A related difficulty, as I hinted earlier, arises from the authors’ quite proper wariness about letting modern vegetarian preoccupations shape their reading of the historical narrative. In places during the early chapters, that present-day point of departure disappears from view, and then surprises the reader by being suddenly re-introduced as a point of comparison in the midst of an historical narrative. For example, an extended discussion of the mendicant orders is followed by a short paragraph remarking that modern vegetarians might find the friars wanting for their lack of dietary rigour, but their more flexible approach to asceticism could offer ‘an alternative for people today who do not wish to espouse complete vegetarianism’ (p. 49). These abrupt modern connections sometimes give the impression of simply mining the historical tradition for examples and precedents to support different forms of contemporary practice. By contrast, later in the book—particularly in the thematic chapters—the conversation between historical and contemporary practice gets more comfortably into its stride. The awkwardness practically disappears, and some nuanced, fruitful and provocative connections result.

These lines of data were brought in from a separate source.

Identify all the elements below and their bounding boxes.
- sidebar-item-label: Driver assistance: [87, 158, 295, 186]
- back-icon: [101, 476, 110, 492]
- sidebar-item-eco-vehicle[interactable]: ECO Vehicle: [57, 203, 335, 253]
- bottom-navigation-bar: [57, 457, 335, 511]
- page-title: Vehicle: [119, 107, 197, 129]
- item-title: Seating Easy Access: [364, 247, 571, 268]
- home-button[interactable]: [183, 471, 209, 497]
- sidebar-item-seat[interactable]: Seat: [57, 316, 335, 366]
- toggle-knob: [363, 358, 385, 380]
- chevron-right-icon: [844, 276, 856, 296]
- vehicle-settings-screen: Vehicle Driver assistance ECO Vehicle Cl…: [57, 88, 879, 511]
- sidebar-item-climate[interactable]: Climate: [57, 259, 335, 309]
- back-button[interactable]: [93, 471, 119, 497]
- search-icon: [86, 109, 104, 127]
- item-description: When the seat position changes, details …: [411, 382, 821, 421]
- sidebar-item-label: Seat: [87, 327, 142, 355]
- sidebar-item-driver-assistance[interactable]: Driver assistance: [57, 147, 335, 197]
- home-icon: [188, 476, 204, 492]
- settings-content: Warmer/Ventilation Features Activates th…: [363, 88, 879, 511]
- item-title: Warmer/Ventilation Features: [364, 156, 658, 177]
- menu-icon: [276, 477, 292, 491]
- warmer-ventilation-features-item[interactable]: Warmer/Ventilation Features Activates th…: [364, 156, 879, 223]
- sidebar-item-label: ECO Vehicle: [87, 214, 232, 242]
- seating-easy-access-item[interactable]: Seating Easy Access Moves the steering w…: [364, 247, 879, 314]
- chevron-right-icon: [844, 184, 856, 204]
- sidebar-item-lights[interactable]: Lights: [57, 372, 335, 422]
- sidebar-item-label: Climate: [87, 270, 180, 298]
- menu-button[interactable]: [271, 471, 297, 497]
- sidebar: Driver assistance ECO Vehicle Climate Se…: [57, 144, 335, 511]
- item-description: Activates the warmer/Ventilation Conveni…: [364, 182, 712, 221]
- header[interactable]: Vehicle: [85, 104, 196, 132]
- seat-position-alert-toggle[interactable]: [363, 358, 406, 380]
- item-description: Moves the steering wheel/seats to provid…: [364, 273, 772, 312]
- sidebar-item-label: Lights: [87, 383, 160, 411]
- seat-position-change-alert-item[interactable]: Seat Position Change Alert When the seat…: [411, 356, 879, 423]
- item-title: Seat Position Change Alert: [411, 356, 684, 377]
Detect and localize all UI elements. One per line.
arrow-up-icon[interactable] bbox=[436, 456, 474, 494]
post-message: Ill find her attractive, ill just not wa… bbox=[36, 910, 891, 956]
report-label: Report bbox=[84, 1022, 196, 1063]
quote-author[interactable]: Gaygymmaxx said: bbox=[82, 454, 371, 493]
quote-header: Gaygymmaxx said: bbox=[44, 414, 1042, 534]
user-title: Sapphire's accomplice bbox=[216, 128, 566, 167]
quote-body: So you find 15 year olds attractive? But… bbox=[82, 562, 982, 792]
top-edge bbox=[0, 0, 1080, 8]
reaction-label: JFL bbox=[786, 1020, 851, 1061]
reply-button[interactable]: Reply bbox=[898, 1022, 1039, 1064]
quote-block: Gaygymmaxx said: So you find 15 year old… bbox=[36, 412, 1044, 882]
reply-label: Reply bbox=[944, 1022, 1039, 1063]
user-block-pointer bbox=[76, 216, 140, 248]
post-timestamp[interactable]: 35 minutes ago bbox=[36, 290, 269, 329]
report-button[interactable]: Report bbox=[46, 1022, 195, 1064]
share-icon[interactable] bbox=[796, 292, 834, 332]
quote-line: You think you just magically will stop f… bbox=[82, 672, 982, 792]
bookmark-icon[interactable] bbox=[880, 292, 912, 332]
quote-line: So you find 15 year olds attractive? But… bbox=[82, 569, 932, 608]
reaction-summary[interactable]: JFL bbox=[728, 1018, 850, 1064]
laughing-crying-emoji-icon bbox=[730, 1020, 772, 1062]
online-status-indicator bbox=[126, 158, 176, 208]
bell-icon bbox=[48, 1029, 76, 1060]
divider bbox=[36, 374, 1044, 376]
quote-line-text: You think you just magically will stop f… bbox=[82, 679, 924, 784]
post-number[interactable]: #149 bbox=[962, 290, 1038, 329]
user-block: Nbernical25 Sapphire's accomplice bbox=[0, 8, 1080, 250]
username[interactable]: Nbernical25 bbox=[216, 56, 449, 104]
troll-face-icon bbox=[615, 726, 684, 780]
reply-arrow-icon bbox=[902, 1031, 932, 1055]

The reader might note one other limitation—hardly a criticism, since one book can only cover so much ground: the story Grumett and Muers tell is a good deal more Western Christian than anything else. From its beginnings in the Eastern Mediterranean, the focus shifts quite quickly to Western Europe. A good part of the narrative is still more specifically focused on the British Isles and, from the nineteenth century, North America. The most significant exception is the chapter on ‘sacrifice and slaughter’, where examples of animal sacrifice from several Eastern Orthodox and African contexts are drawn into the picture. But, as I say, one book can only do so much, and this one is an impressive achievement. By re-connecting contemporary Christian arguments about vegetarianism and diet with such a varied, complex and sometimes downright perplexing tradition of embodied practice, the authors have offered rich and (to use their word) generative ways to inform and renew that practice in the present. Any reflective Christian who eats should be willing to find this book interesting.